# Specific 3D Printers, Scanners, & Hardware > Other 3D Printers / Scanners / Hardware > LIX 3D Printing Pen >  LIX 3D Printing Pen

## Brian_Krassenstein

Hey guys it looks like there is another player in town for 3D printing pens.  This time it is a product called LIX.  Lix will be launching a Kickstarter campaign very soon (Date not provided).
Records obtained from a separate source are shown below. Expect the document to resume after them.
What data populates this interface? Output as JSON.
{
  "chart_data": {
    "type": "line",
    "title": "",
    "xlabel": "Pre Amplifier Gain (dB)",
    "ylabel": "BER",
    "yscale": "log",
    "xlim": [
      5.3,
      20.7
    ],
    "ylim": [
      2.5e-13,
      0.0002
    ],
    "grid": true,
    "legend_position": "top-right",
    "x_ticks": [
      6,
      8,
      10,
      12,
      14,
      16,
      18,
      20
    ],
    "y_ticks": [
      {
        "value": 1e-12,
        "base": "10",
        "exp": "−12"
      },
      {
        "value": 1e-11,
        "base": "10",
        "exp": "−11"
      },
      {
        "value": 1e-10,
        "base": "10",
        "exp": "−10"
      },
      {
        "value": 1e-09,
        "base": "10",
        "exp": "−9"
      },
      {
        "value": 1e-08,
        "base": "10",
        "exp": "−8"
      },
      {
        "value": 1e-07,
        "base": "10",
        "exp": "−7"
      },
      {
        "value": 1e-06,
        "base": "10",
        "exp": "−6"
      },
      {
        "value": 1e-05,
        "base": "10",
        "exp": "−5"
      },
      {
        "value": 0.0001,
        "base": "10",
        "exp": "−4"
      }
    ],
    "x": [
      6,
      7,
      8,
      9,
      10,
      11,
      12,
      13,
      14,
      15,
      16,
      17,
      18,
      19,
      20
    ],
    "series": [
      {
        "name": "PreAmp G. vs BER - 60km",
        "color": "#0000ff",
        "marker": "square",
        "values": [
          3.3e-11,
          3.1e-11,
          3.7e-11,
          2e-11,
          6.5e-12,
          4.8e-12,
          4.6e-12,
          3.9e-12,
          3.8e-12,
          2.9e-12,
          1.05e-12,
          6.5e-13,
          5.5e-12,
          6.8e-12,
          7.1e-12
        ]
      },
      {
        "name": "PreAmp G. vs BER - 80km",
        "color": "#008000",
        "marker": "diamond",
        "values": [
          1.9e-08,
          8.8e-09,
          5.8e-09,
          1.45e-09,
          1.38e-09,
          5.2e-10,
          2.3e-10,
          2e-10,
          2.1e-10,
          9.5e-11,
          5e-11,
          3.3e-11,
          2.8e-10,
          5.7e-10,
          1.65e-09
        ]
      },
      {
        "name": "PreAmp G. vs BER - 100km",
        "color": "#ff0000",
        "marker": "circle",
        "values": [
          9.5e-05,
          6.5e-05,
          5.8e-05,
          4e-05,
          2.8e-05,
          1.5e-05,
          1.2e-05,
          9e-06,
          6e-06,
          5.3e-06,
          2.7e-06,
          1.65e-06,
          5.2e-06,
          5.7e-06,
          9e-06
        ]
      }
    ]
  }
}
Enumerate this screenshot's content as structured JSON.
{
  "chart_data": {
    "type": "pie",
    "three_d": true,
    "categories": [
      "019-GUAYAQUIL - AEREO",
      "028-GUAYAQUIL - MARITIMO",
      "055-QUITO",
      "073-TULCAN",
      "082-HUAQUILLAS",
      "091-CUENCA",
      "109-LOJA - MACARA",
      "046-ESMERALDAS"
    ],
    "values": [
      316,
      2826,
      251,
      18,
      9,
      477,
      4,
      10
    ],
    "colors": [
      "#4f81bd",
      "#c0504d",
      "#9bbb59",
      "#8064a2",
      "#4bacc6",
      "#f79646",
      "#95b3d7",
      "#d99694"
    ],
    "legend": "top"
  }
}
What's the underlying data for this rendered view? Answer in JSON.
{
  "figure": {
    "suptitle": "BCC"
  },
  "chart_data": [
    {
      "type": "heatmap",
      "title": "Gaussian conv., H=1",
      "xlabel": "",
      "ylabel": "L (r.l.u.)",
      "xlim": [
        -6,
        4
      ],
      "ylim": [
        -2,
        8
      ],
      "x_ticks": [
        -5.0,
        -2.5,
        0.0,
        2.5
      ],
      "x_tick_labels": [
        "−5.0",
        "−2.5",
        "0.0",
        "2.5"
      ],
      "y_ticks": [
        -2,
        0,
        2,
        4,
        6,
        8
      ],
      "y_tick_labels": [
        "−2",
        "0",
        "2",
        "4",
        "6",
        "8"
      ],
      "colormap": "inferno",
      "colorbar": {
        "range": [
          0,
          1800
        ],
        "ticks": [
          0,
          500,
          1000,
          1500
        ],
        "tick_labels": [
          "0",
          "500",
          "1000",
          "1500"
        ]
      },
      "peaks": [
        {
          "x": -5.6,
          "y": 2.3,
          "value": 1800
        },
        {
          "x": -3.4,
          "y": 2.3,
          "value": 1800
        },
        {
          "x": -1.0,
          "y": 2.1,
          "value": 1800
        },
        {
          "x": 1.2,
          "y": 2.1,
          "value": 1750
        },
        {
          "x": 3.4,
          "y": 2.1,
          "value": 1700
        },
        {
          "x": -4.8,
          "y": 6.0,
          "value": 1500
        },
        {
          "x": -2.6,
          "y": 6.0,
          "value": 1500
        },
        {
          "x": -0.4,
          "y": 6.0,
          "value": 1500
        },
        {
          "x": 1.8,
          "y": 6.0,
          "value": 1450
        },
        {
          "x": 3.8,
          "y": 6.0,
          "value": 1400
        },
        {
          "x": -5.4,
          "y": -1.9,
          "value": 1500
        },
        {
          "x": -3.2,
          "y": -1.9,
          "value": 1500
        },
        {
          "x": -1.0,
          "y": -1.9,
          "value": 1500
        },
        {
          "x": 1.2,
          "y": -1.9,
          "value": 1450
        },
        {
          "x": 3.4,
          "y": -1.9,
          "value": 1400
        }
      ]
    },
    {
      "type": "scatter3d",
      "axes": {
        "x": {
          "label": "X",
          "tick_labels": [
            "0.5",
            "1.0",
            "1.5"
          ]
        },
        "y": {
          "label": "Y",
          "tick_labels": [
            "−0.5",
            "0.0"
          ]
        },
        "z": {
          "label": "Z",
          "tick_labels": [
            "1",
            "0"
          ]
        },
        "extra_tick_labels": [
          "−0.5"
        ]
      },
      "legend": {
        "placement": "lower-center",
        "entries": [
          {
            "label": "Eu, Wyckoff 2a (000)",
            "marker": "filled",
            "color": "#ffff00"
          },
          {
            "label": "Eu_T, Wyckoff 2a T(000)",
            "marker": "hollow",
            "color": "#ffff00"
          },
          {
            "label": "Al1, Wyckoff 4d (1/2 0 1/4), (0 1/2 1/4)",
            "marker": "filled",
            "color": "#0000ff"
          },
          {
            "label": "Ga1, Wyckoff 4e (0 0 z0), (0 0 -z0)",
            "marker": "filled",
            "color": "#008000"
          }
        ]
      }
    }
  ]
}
Since the 3doodler had an overwhelming successful Kickstarter project, several other 3d printing pens have also come about.  Having said this, most were just copies of the 3Doodler.  Lix however promises to be much smaller and easier to use and handle.  The pen will be priced at $139.95.  Further details can be found at http://Lixpen.com



Here are the social media links for LIX for anyone interested:  www.facebook.com/lixpen 
www.twitter.com/antoinesco 
www.twitter.com/lixpen

----------


## Larry

This certainly looks like it will have a lot more control in handling than the 3doodler.  I tried the 3doodler the other day and have to say I was not impressed the slightest.  Unless you are an artist you will have very little luck making anything.  Maybe this new device will be easier to use, I hope.  Will be interesting to see how well the Kickstarter project does, whenever it launches.

----------


## MattSteiner

I like how this is smaller than the 3Doodler.  It's probably more detailed as well.  Here is their promo video

----------


## LambdaFF

Slick design anyway.

----------


## LambdaFF

Brian, however successful their fundraising was, I suggest you do a follow up article because people need to see the failure this has become. A lot of positive articles flaunt kickstarter projects. It needs to be made clear that not all deliver and some don't deliver on the specifications.

----------